For his Iron Horse date, McBride, who plays both electric and acoustic bass, will be joined by a group of like-minded young virtuosos: Ron Blake on sax, Shedrick Mitchell on keys and Kareem Riggins on drums. The group will perform tunes from McBride's latest album, "Sci Fi." The album features several originals by McBride that have a feel and groove reminiscent of the jazz-rock era of the '70s and early '80s.

Those familiar with Herbie Hancock's monumental jazz-rock album, "Head Hunters," will certainly dig "Sci Fi." McBride's song "Via Mwandishi" harkens back to Hancock's influential fusion band of the early '70s, while "Havona" pays tribute to the late, great bassist Jaco Pastorius and the "Weather Report" band, another big group in the fusion movement.

With "Sci Fi," McBride also delves into the popular music arena by including songs by Steely Dan and the Police.
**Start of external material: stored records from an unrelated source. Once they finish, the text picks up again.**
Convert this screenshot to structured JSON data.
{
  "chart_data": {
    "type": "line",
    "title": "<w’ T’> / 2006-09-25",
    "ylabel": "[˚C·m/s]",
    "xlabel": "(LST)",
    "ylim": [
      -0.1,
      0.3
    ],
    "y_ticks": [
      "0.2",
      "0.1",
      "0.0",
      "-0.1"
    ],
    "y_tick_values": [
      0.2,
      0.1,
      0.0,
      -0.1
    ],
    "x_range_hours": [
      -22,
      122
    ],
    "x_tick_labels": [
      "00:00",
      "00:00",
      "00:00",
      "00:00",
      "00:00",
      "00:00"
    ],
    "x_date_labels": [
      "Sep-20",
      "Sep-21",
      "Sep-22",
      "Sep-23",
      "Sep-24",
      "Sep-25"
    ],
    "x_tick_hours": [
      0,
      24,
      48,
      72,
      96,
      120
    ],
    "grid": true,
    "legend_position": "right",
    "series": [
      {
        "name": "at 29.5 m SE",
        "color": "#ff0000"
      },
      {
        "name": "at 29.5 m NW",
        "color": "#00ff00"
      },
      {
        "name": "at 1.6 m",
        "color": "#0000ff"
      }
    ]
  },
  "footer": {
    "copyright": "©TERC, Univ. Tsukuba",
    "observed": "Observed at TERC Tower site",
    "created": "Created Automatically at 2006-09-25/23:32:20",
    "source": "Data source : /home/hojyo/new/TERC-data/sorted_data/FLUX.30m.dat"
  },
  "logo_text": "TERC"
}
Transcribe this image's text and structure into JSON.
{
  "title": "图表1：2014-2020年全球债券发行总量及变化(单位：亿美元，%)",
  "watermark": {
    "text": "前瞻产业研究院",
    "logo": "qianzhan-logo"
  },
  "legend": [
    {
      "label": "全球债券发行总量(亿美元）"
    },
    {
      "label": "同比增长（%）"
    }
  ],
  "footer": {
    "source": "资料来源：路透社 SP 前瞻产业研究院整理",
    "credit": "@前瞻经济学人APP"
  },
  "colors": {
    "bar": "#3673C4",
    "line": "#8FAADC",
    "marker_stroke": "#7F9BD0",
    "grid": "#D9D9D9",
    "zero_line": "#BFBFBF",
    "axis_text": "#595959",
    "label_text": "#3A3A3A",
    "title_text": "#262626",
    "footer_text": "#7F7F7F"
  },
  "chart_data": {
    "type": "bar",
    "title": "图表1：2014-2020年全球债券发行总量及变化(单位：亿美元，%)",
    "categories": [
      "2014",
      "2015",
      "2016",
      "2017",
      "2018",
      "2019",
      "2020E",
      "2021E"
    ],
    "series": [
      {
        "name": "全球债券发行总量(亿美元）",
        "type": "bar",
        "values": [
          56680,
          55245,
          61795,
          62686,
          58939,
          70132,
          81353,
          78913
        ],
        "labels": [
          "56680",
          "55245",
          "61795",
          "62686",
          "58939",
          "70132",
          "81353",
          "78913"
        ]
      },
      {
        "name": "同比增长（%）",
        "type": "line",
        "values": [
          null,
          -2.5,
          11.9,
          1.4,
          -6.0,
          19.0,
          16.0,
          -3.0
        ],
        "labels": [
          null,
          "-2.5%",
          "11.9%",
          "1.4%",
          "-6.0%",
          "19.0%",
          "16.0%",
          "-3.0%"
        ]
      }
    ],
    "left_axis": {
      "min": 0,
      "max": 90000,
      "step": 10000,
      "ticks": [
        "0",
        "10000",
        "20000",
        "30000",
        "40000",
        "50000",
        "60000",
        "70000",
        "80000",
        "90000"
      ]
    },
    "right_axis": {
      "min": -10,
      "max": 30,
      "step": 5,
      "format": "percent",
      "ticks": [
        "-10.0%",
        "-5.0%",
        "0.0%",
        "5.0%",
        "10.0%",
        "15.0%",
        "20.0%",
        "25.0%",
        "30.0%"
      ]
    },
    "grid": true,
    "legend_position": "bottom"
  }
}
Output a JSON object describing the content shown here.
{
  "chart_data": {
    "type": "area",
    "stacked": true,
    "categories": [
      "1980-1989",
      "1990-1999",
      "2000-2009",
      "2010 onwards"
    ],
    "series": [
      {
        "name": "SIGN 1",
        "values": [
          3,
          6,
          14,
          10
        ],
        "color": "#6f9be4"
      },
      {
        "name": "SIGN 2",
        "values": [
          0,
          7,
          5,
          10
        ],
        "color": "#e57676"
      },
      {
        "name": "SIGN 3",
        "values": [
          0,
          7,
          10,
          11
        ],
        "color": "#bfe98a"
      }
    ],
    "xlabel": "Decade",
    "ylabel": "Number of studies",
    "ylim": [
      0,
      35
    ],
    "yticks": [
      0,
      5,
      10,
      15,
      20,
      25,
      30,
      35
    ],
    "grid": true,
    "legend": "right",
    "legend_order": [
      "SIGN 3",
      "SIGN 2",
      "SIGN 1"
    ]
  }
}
His creative arrangements of familiar rock and pop standards always bring new life to recognizable, standard rock songs. In "A Family Affair," one of McBride's earlier albums, he focused on rhythm and blues, fusing jazz elements with R&B tunes by Stevie Wonder, Sly Stone, Kool and the Gang and Earth Wind & Fire. The album garnered praise from jazz critics and, like "Head Hunters," succeeded in bringing together two different musical genres with effective results. These albums stand out as testaments to McBride's remarkable versatility.

McBride started playing the bass when he was eight years old. Growing up in Philadelphia, he was influenced by jazz and by the R&B bands his father played in. While he studied classical bass in high school, he also pursued jazz. His success in high school won him a scholarship to the Juilliard School.

After the first year, however, he found it difficult to balance his studies with all the playing he was doing with jazz groups in New York. It's remarkable that at the age of 17, McBride was able to perform as much as he did in New York, a difficult place to make it as a musician.

After working with established jazz musicians Bobby Watson and Freddie Hubbard, McBride started playing with Joshua Redman, an aspiring young saxophonist just out of Harvard University. It was through Redman's group that McBride began to gain the widespread recognition that he enjoys today. The group played straight-ahead jazz, compositions by Redman and McBride and some progressive jazz. Their albums won the praise of critics for the outstanding young talent they showcased.

Expect to hear jazz, but also rock, funk and R&B at McBride's performance. His experience and his innovation should make the show a memorable experience.